In the final, long overdue, installment of this three-part blog series, I would like to you point to the relationship of a coach’s capacity and expertise, the value-added benefit to leaders to onboard coach development to their leadership development, and innovation and change.
Marco-Mapping Coaching to Innovation & Change
Whenever I’m asked to facilitate a workshop for senior leaders on Innovation & Change, I often begin with The Law of Diffusion of Innovation to calibrate a starting point. I start here to simply show that any Innovation & Change initiative will garner at minimum, 16% support, as Innovators and Early Adopters lean toward the adoption of change / welcoming of innovation.
At the same time, to engage, leverage, and sustain the momentum needed to facilitate change pass the tipping point, experienced, professionally certified coaches have been battle tested to meet the quality assurance demands necessary to adjust their interventions to the human behavior factors found among people in the Early Majority, Late Majority, and Laggards sections of the model.
Leaders developed, trained, and certified as professional coaches could be expected to do the same.
Micro-Mapping Coaching to Innovation & Change
The success of any innovation or change initiative depends on how well people who are categorized as Early Majority, Late Majority, or Laggards’ needs are responded to, both in manner and timeliness.
To create some context for the emotional nuances provoked in people from these three groups, let’s have a look at the human experience felt during change.
While the places of resistance and chaos in the Change Process are not difficult to digest, it’s important to note the time spent between these two experiences can be last up to several months, and in the worse of cases, even years.
At which point, many organizations abandon their change initiative[s]. In a previous post, I shared there is a general lack of success related to organization’s change efforts:
“55% of change meet initial goals, but only 25% sustain those gains”
“only 22% of managers find “manage change” training effective”
“just 40% of front-line supervisors and 53% of middle managers say they’re “getting the message” out about organizational change[s] in a meaningful way”
At the heart of change is the ability to create alignment among the masses. If there is one thing a professionally certified coach has as part of their capacity and expertise is the ability to create alignment.
Again, leaders developed, trained, and certified as professional coaches could be expected to do the same.

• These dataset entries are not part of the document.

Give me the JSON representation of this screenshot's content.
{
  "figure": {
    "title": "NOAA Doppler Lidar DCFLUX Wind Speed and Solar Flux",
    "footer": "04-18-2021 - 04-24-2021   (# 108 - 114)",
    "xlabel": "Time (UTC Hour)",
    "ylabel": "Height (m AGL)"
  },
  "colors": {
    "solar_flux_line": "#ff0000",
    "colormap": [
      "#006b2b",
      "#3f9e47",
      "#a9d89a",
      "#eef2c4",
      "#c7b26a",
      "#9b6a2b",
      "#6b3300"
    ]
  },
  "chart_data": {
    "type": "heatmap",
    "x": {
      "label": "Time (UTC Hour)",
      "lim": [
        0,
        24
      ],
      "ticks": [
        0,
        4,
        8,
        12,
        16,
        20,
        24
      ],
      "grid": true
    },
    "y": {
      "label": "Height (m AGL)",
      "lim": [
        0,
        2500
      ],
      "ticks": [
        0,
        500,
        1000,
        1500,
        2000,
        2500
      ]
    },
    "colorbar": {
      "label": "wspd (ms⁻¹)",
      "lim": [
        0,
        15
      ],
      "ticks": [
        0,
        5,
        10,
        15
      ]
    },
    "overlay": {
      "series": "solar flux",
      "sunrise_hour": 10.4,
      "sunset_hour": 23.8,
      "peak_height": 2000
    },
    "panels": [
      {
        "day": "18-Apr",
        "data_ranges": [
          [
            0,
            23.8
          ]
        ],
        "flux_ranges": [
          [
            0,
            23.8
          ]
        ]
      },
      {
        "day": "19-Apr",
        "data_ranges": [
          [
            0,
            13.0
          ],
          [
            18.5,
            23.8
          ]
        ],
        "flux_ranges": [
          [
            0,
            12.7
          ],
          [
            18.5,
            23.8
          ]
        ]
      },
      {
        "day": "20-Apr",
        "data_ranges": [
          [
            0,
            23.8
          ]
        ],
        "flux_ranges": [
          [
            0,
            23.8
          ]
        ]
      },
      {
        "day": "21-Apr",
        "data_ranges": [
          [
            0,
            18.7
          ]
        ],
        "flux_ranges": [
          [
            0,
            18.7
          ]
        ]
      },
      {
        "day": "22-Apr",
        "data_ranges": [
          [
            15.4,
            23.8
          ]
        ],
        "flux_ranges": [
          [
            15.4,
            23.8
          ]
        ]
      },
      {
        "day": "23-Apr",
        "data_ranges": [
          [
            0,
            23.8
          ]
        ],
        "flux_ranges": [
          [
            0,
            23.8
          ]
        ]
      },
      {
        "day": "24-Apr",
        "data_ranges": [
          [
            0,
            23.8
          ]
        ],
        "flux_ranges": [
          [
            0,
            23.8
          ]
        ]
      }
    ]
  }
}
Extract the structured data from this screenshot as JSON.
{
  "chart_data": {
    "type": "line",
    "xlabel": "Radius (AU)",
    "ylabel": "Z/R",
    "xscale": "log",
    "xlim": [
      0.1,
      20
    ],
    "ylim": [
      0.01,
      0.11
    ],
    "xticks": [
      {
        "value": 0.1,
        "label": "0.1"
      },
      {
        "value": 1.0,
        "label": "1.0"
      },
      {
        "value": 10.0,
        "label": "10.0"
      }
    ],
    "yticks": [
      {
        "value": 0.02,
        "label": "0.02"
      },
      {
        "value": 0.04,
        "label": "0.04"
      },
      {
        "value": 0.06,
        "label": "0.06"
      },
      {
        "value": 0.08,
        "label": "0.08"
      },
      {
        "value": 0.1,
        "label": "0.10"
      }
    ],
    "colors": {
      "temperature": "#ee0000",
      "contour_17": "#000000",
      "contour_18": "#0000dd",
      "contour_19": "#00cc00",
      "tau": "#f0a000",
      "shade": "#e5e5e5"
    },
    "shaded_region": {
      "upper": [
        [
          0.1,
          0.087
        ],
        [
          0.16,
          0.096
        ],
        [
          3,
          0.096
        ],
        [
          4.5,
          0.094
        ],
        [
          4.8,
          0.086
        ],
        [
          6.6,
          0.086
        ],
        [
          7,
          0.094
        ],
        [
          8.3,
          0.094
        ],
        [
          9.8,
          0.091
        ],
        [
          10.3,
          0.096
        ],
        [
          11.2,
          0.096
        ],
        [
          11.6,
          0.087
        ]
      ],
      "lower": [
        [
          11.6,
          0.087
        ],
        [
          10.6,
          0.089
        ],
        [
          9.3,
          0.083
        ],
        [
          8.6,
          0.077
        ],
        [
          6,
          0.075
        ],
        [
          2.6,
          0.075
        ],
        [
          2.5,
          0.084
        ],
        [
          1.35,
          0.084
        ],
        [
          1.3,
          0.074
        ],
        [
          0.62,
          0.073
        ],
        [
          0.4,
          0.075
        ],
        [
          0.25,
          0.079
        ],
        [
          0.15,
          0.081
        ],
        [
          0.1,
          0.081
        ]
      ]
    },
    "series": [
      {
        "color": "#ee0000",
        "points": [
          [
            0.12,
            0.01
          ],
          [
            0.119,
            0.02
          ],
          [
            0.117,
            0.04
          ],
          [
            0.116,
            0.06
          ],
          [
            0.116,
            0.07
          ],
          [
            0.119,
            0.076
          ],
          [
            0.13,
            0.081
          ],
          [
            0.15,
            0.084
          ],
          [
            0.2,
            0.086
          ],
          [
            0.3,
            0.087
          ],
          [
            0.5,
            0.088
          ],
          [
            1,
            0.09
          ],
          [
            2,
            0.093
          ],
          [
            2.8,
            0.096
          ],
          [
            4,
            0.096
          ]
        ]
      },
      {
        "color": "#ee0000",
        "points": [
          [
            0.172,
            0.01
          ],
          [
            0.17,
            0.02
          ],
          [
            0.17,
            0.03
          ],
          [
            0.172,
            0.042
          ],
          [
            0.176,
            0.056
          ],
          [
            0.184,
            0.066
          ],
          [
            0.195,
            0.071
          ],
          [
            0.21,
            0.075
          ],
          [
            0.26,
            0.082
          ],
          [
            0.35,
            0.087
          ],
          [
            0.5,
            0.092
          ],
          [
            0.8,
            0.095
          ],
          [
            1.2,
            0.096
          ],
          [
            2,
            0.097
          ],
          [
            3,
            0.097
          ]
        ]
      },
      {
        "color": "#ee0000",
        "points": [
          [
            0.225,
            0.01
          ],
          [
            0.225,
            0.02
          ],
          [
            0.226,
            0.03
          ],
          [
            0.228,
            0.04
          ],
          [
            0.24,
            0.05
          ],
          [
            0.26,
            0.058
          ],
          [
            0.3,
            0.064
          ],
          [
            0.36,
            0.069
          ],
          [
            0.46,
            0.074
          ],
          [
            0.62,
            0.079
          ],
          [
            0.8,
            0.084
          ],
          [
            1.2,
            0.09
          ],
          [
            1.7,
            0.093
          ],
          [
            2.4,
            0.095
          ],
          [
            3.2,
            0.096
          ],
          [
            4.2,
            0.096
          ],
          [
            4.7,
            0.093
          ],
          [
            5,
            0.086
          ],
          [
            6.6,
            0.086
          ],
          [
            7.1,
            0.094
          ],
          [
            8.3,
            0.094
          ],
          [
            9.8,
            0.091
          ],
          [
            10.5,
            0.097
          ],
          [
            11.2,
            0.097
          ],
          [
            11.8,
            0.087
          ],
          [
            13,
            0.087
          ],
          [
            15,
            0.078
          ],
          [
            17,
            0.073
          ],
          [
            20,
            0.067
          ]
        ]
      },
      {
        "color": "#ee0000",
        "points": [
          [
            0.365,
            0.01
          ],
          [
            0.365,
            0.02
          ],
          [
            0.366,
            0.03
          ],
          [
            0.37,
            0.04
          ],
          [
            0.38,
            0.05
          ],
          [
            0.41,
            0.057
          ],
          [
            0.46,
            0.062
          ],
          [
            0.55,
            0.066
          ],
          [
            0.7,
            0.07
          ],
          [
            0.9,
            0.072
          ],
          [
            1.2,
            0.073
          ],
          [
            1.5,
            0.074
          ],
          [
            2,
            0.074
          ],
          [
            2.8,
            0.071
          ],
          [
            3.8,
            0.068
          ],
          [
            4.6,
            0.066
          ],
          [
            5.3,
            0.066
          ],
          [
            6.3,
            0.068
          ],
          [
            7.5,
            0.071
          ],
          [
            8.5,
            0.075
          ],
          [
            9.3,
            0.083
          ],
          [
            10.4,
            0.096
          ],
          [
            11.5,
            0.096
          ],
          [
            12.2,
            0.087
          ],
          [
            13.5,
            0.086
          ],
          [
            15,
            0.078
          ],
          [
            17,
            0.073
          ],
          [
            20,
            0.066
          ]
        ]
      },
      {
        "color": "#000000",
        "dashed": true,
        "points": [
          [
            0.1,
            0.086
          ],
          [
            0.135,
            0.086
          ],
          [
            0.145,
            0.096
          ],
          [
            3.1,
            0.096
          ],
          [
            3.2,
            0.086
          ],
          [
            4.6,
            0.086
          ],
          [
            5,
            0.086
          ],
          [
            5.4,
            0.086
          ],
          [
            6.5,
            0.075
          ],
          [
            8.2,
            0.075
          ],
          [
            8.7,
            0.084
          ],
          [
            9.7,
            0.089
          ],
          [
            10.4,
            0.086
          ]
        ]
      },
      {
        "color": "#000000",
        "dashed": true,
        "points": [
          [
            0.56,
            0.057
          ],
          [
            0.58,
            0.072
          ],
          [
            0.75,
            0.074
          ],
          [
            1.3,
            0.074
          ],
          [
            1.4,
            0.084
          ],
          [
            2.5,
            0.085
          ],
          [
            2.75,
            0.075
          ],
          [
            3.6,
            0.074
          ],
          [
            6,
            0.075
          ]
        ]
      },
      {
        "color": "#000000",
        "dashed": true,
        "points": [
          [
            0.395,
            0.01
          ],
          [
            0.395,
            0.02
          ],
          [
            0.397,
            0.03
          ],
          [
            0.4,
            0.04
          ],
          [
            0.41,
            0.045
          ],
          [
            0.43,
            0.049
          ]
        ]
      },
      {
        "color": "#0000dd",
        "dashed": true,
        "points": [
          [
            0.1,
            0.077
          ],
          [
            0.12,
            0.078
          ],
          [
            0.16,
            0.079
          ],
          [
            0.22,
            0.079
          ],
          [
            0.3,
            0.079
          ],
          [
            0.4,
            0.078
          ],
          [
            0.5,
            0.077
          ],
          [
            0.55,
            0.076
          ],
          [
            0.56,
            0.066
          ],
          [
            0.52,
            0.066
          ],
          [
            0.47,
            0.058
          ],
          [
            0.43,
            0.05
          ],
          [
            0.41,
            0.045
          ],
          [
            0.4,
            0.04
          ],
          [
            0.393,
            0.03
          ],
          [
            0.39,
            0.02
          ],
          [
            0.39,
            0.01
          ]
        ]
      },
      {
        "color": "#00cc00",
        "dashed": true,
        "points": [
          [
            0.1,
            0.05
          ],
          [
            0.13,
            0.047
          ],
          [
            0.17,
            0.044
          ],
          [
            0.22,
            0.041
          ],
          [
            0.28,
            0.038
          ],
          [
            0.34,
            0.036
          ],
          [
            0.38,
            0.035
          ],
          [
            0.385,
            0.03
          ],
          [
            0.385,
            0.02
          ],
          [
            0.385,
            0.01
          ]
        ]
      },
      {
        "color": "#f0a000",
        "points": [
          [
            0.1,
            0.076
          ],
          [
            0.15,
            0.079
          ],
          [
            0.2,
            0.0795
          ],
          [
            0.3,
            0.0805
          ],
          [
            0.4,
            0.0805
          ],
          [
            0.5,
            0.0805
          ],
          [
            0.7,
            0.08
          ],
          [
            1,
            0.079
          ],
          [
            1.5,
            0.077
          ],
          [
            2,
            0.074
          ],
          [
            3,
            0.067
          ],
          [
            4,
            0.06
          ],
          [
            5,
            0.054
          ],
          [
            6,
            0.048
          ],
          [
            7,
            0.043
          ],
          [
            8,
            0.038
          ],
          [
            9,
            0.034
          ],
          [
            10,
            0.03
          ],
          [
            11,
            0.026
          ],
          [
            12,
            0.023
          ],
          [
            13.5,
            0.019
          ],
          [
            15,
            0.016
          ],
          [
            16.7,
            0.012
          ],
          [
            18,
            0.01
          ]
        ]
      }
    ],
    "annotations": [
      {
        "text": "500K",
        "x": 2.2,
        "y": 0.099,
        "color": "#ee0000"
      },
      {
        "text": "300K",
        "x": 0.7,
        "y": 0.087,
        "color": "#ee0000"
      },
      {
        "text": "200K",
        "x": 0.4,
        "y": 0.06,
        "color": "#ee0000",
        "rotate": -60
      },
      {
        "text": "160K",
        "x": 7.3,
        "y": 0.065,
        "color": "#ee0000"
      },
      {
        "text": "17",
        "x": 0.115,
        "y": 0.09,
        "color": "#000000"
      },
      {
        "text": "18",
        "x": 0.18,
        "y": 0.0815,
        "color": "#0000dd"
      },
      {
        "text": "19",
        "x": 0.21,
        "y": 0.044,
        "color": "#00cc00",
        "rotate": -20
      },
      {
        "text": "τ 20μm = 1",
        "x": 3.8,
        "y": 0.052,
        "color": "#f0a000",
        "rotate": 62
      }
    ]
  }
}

Innovation & Change Inversion
To fully embrace the significance a coach’s capacity and expertise has on innovation and change, let’s first look at the complementary puzzle pieces that are innovation and change.
When we invert the laws that govern innovation, we see how it maps to the human experience felt during change.
Why that is important is professional coaches are experts at creating and working from INTERDEPENDENCE.
Innovation and change are not static independent entities that operate in isolation of one another.
They are interdependent entities, which interact with each other at every stage of the process and must be engaged together in order to enable success. Two core coaching competency categories from the International Coaching Federation that are at the heart of working from INTERDEPENDENCE are Co-Creating the Relationship and Facilitating Learning and Results.
No professional coach can reach the designation of certified coach without demonstrating commitment to mastery of core coaching competencies.
And by now you’re starting to see, leaders developed, trained, and certified as professional coaches could be expected to do the same.